Глава 5. Как мы задаем вопросы?
Я всегда знал, что думать мне помогают слова, сказанные кем-то другим. Цитаты (в том числе мнимые), отступления и тупиковые, казалось бы, повороты, процессы вникания и изучения, которые ведут нас по кругу или позволяют шагнуть вперед, – по мне все средства поиска хороши. Мне нравятся и Красная Шапочка, которая все норовит сойти с проторенной тропы, и Дороти, решившая следовать по дороге, вымощенной желтым кирпичом. Притом что моя библиотека скомпонована по темам и по алфавиту, это сфера не столько порядка, сколько благого хаоса – как на тех волшебных блошиных рынках, где отыскиваются сокровища, которые никому, кроме вас, не дано обнаружить. Здесь есть всё, но пока не рассмотришь, не узна́ешь, что у тебя в руках. От узнавания один шаг к обретению.
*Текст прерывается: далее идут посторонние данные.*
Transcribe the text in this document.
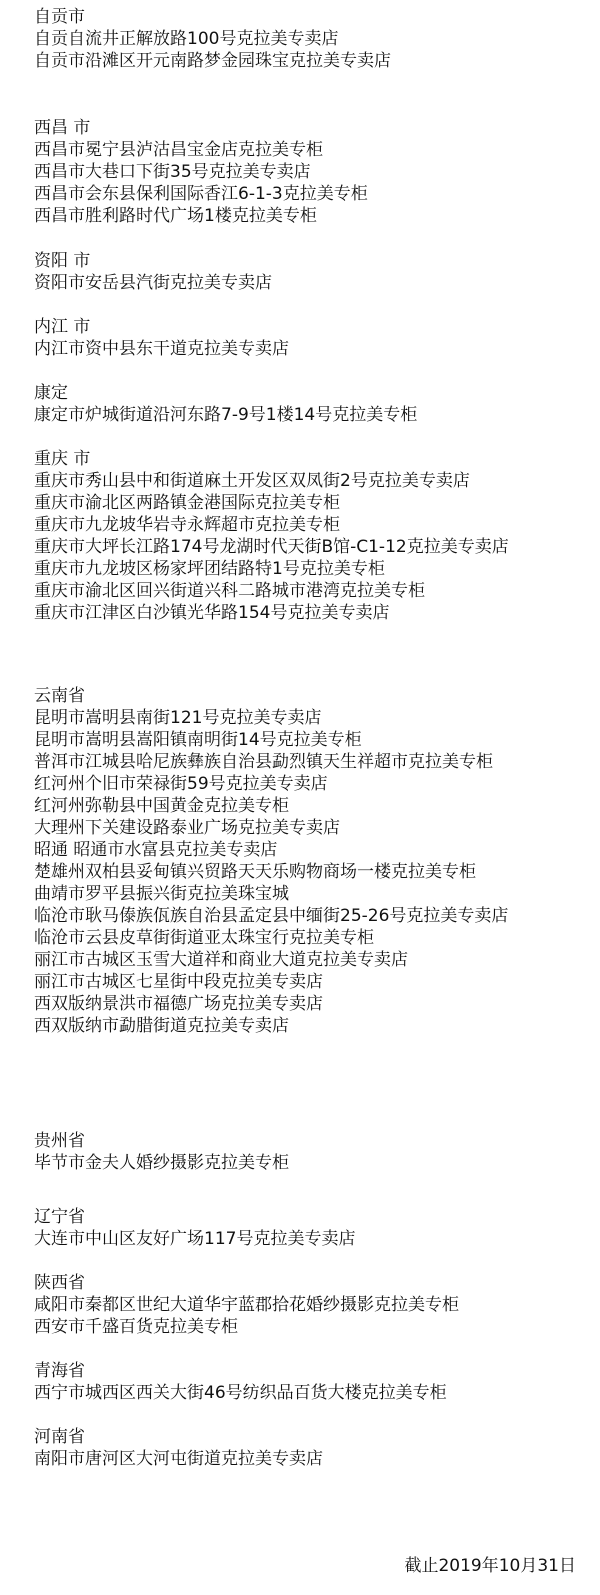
自贡市
自贡自流井正解放路100号克拉美专卖店
自贡市沿滩区开元南路梦金园珠宝克拉美专卖店
西昌 市
西昌市冕宁县泸沽昌宝金店克拉美专柜
西昌市大巷口下街35号克拉美专卖店
西昌市会东县保利国际香江6-1-3克拉美专柜
西昌市胜利路时代广场1楼克拉美专柜
资阳 市
资阳市安岳县汽街克拉美专卖店
内江 市
内江市资中县东干道克拉美专卖店
康定
康定市炉城街道沿河东路7-9号1楼14号克拉美专柜
重庆 市
重庆市秀山县中和街道麻土开发区双凤街2号克拉美专卖店
重庆市渝北区两路镇金港国际克拉美专柜
重庆市九龙坡华岩寺永辉超市克拉美专柜
重庆市大坪长江路174号龙湖时代天街B馆-C1-12克拉美专卖店
重庆市九龙坡区杨家坪团结路特1号克拉美专柜
重庆市渝北区回兴街道兴科二路城市港湾克拉美专柜
重庆市江津区白沙镇光华路154号克拉美专卖店
云南省
昆明市嵩明县南街121号克拉美专卖店
昆明市嵩明县嵩阳镇南明街14号克拉美专柜
普洱市江城县哈尼族彝族自治县勐烈镇天生祥超市克拉美专柜
红河州个旧市荣禄街59号克拉美专卖店
红河州弥勒县中国黄金克拉美专柜
大理州下关建设路泰业广场克拉美专卖店
昭通 昭通市水富县克拉美专卖店
楚雄州双柏县妥甸镇兴贸路天天乐购物商场一楼克拉美专柜
曲靖市罗平县振兴街克拉美珠宝城
临沧市耿马傣族佤族自治县孟定县中缅街25-26号克拉美专卖店
临沧市云县皮草街街道亚太珠宝行克拉美专柜
丽江市古城区玉雪大道祥和商业大道克拉美专卖店
丽江市古城区七星街中段克拉美专卖店
西双版纳景洪市福德广场克拉美专卖店
西双版纳市勐腊街道克拉美专卖店
贵州省
毕节市金夫人婚纱摄影克拉美专柜
辽宁省
大连市中山区友好广场117号克拉美专卖店
陕西省
咸阳市秦都区世纪大道华宇蓝郡拾花婚纱摄影克拉美专柜
西安市千盛百货克拉美专柜
青海省
西宁市城西区西关大街46号纺织品百货大楼克拉美专柜
河南省
南阳市唐河区大河屯街道克拉美专卖店
截止2019年10月31日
Я всегда знал, что в моей библиотеке найдется ответ на любой вопрос. А если не ответ, то, по крайней мере, более удачная форма вопроса, которая подтолкнет меня вперед на пути к пониманию. Иногда я ищу какого-либо автора, или книгу, или нечто близкое мне по духу, но часто полагаюсь на волю случая: это превосходный библиотекарь. Средневековые читатели пользовались «Энеидой» Вергилия как книгой предсказаний – задавали вопросы и распахивали том в расчете на откровение; Робинзон Крузо практически так же использовал Библию, когда искал наставления в долгие минуты отчаяния. Любая книга может стать для «правильного» читателя оракулом, дающим временами ответ даже на незаданные вопросы, словно наполняя словами то, что Иосиф Бродский называл «тишиной». Необъятный оракул Интернет мне не так полезен; быть может, я просто никудышный навигатор в киберпространстве, но его ответы либо слишком буквальны, либо чрезмерно банальны.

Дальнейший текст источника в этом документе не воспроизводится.